CHICAGO - In a trade that will surely rival Frank Robinson's shipment to Baltimore in 1966 and Lou Brock's move to St. Louis in 1964, the Chicago Cubs traded future Hall of Fame outfielder Tony Campana to the Arizona Diamondbacks for two pitching prospects.
"It was a tough decision," stated Cubs GM Jed Hoyer. "We keep seeing those flashes of greatness, like that one home run that he hit...and those stolen bases, oh those stolen bases. He had heart. He tried. He cared. And that's worth something...let me see, let me look at the papers. Oh, wait, no, it's worth jack shit. Says here it's a WAR of 1.9 for his career. Which is the equivalent of a mediocre replacement player. Like, think of Koyie Hill...well, when he had four fingers instead of five. Check that, think of a three-fingered Koyie Hill...there...But, oh, what a player Tony was."

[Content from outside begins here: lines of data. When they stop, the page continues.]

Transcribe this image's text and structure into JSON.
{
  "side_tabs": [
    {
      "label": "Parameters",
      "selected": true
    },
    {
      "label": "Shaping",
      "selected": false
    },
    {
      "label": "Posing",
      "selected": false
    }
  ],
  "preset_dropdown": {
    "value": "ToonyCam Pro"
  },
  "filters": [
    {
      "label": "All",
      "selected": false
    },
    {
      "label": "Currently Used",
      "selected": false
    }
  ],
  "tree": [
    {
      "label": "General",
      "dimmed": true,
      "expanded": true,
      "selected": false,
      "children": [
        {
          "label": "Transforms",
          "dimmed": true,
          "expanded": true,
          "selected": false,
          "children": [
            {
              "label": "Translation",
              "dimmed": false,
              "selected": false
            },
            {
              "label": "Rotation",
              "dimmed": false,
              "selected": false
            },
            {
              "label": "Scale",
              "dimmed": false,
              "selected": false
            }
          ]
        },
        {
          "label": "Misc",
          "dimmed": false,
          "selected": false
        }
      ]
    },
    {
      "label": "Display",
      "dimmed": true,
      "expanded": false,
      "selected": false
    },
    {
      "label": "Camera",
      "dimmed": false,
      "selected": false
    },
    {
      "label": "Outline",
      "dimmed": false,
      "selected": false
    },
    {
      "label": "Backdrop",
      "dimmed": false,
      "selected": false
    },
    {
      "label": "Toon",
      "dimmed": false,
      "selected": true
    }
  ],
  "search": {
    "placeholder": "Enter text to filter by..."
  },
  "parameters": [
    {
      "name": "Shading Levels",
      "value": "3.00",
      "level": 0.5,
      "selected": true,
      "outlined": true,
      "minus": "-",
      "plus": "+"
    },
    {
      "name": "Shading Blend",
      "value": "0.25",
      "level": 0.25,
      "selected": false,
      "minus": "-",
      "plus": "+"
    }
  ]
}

Many in the Cubs organization were shocked by the trade.
"I've seen a lot of guys strike out," said one prominent Cubs scout. "But, I've never seen a guy strike out with so much heart. By the end of last year, he couldn't hit a good major league fastball. Anything on the outer half, he'd flail at. But, when I say flail, I mean flail. He threw his bat out there with all of his might. He came so close to hitting those balls. Just imagine if he did? We'd be talking about Hall of Fame for sure. I think this is Brock all over again."
Cubs owner Tom Ricketts heard the cries of Cubs fans nationwide, and tried to cater to their anger in an official statement.

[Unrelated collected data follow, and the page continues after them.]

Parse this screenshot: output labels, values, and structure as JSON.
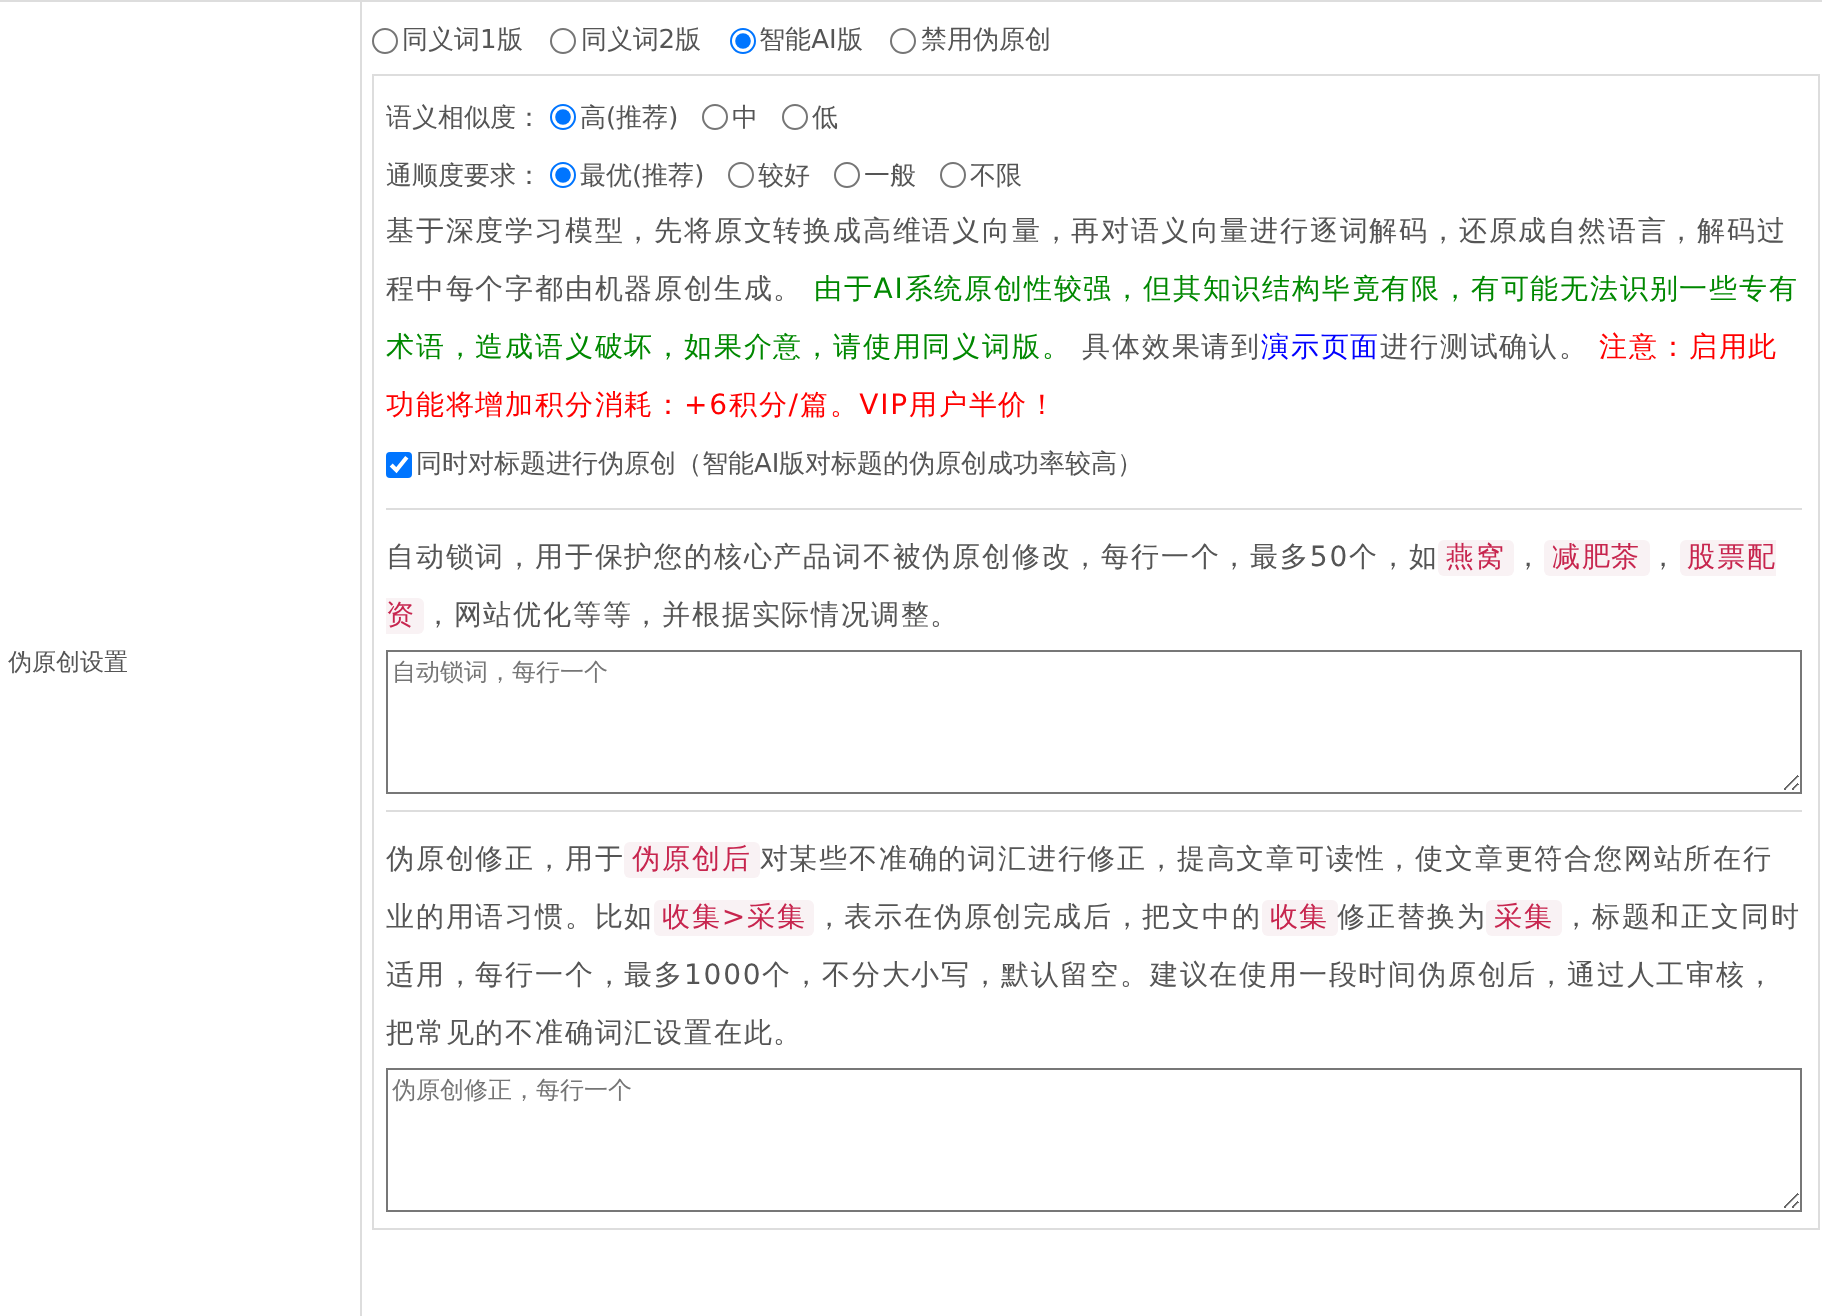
{
  "mode_options": [
    {
      "label": "同义词1版",
      "selected": false
    },
    {
      "label": "同义词2版",
      "selected": false
    },
    {
      "label": "智能AI版",
      "selected": true
    },
    {
      "label": "禁用伪原创",
      "selected": false
    }
  ],
  "similarity": {
    "label": "语义相似度：",
    "options": [
      {
        "label": "高(推荐)",
        "selected": true
      },
      {
        "label": "中",
        "selected": false
      },
      {
        "label": "低",
        "selected": false
      }
    ]
  },
  "fluency": {
    "label": "通顺度要求：",
    "options": [
      {
        "label": "最优(推荐)",
        "selected": true
      },
      {
        "label": "较好",
        "selected": false
      },
      {
        "label": "一般",
        "selected": false
      },
      {
        "label": "不限",
        "selected": false
      }
    ]
  },
  "ai_description": [
    {
      "kind": "plain",
      "text": "基于深度学习模型，先将原文转换成高维语义向量，再对语义向量进行逐词解码，还原成自然语言，解码过程中每个字都由机器原创生成。 "
    },
    {
      "kind": "green",
      "text": "由于AI系统原创性较强，但其知识结构毕竟有限，有可能无法识别一些专有术语，造成语义破坏，如果介意，请使用同义词版。"
    },
    {
      "kind": "plain",
      "text": " 具体效果请到"
    },
    {
      "kind": "link",
      "text": "演示页面"
    },
    {
      "kind": "plain",
      "text": "进行测试确认。 "
    },
    {
      "kind": "red",
      "text": "注意：启用此功能将增加积分消耗：+6积分/篇。VIP用户半价！"
    }
  ],
  "title_option": {
    "label": "同时对标题进行伪原创（智能AI版对标题的伪原创成功率较高）",
    "checked": true
  },
  "side_label": "伪原创设置",
  "lock_description": [
    {
      "kind": "plain",
      "text": "自动锁词，用于保护您的核心产品词不被伪原创修改，每行一个，最多50个，如"
    },
    {
      "kind": "tag",
      "text": "燕窝"
    },
    {
      "kind": "plain",
      "text": "，"
    },
    {
      "kind": "tag",
      "text": "减肥茶"
    },
    {
      "kind": "plain",
      "text": "，"
    },
    {
      "kind": "tag",
      "text": "股票配资"
    },
    {
      "kind": "plain",
      "text": "，网站优化等等，并根据实际情况调整。"
    }
  ],
  "lock_field": {
    "placeholder": "自动锁词，每行一个"
  },
  "fix_description": [
    {
      "kind": "plain",
      "text": "伪原创修正，用于"
    },
    {
      "kind": "tag",
      "text": "伪原创后"
    },
    {
      "kind": "plain",
      "text": "对某些不准确的词汇进行修正，提高文章可读性，使文章更符合您网站所在行业的用语习惯。比如"
    },
    {
      "kind": "tag",
      "text": "收集>采集"
    },
    {
      "kind": "plain",
      "text": "，表示在伪原创完成后，把文中的"
    },
    {
      "kind": "tag",
      "text": "收集"
    },
    {
      "kind": "plain",
      "text": "修正替换为"
    },
    {
      "kind": "tag",
      "text": "采集"
    },
    {
      "kind": "plain",
      "text": "，标题和正文同时适用，每行一个，最多1000个，不分大小写，默认留空。建议在使用一段时间伪原创后，通过人工审核，把常见的不准确词汇设置在此。"
    }
  ],
  "fix_field": {
    "placeholder": "伪原创修正，每行一个"
  }
}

"It is true that we let go of one of the greatest Cubs of all-time today. We'll remember his speed, his bunts, his inability to hit a good fastball...and his heart. That is why we will be retiring Campana's heart on the left field flag pole just below other Cubs greats. While he doesn't have Hall of Fame credentials (yet), his heart certainly does. And so does his passion. And toughness. Some may wonder if those traits are equivalent to Ernie Banks' 512 career home runs, or Ryne Sandberg's all-time fielding percentage record at second base, or Billy Williams' 1972 campaign, or Fergie Jenkins, or Greg Maddux's 300 wins, or...well...you get it. Tony tried. He tried really hard. And because he tried, his heart is going to rest with those greats. Now, it won't be his actual heart. Obviously, Tony has to live. But, it will be a donated heart; it will be blessed by a Greek priest and littered with the cigarette butts I used to burn out on my skin while watching him bat during the second half of last season. All hail to Mr. Campana!"
Several sportswriters were contacted in regards to this article. Chicago Tough searched high and low for Hall of Fame discussion, but, for some reason, nobody wanted to talk.
Campana finished his career with the Cubs with an amazing 1 HR, 11 RBIs, .262 BA, .306 OBP, and .300 SLG.